The airport location will be more of a grab-and-go concept, but there will be counter seating for customers who have time before their flight to sit down and eat. The cafe will offer hot and cold coffee and tea drinks, organic smoothies and juices, and foods like breakfast bagels, made-to-order paninis, and pre-made cold sandwiches and salads.

The coffee will be brewed from their own beans under the label Park Coffee Roasters. Over the last month the women have rolled out their in-house coffee brand to all four of their cafes.

They also operate Precita Park Cafe at the bottom of Bernal Heights in San Francisco and the Paradise Park Cafe in North Oakland, which opened in 2017. Their expansion to the airport comes amid a drop-off in airline travel due to the coronavirus outbreak.

Herbert expressed optimism that by the time they open later this year, health officials will have a better handle on the global pandemic. She told the B.A.R. that the existing cafes have not seen a downturn in business due to the health crisis.

"We operate more neighborhood cafes and as such they are really weather dependent. Whenever it is cold and rainy we are not very busy," she said, "So it is really hard to tell. It is too early to tell what the impact would be."

For more information about the Park Cafe Group, visit http://www.doloresparkcafe.com/.

Coronavirus upends LGBT conferences

The outbreak of the coronavirus is upending a number of LGBT conferences related to various industries.

The annual Lesbians Who Tech conference announced March 3 it was postponing its 2020 summit in the Castro to early August due to the coronavirus outbreak.

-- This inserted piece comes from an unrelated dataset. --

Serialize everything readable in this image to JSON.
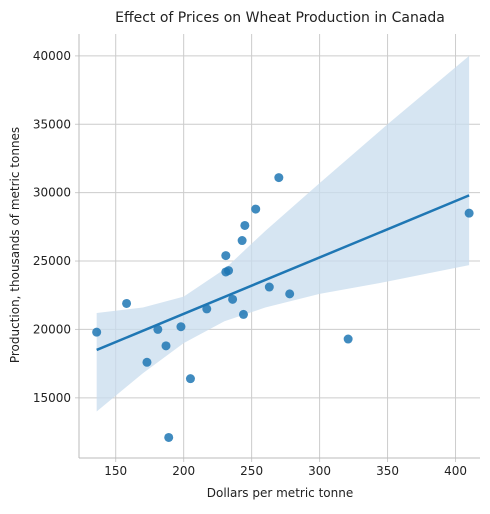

Previously held in the winter months, the summit organizers had already pushed back the yearly gathering to April of this year.

In an email announcing the decision the summit's founder Leanne Pittsford noted that "after many discussions with local health officials, our partners, our venues, and our community, we have decided to postpone our San Francisco Summit to a later date."

It is now expected to take place August 6-8 with a potential pre-summit day on August 5. But those dates could change depending on permitting issues with the city and other factors; for more information, visit https://lesbianswhotech.org/sanfrancisco2020/

And after insisting last month that the 37th IGLTA Global Convention would take place May 6-9 in Milan, organizers of the International LGBTQ+ Travel Association get-together announced March 9 they were postponing it until this September or October.

They were forced to do so when Italian officials effectively shut down the country to outside travelers and placed their citizens on mandatory quarantine in order to stop the spread of the coronavirus.

"We believe firmly in the resilience of travel and want to be part of the industry's recovery when COVID-19 has been contained with confidence," stated IGLTA's board of directors in announcing the postponement.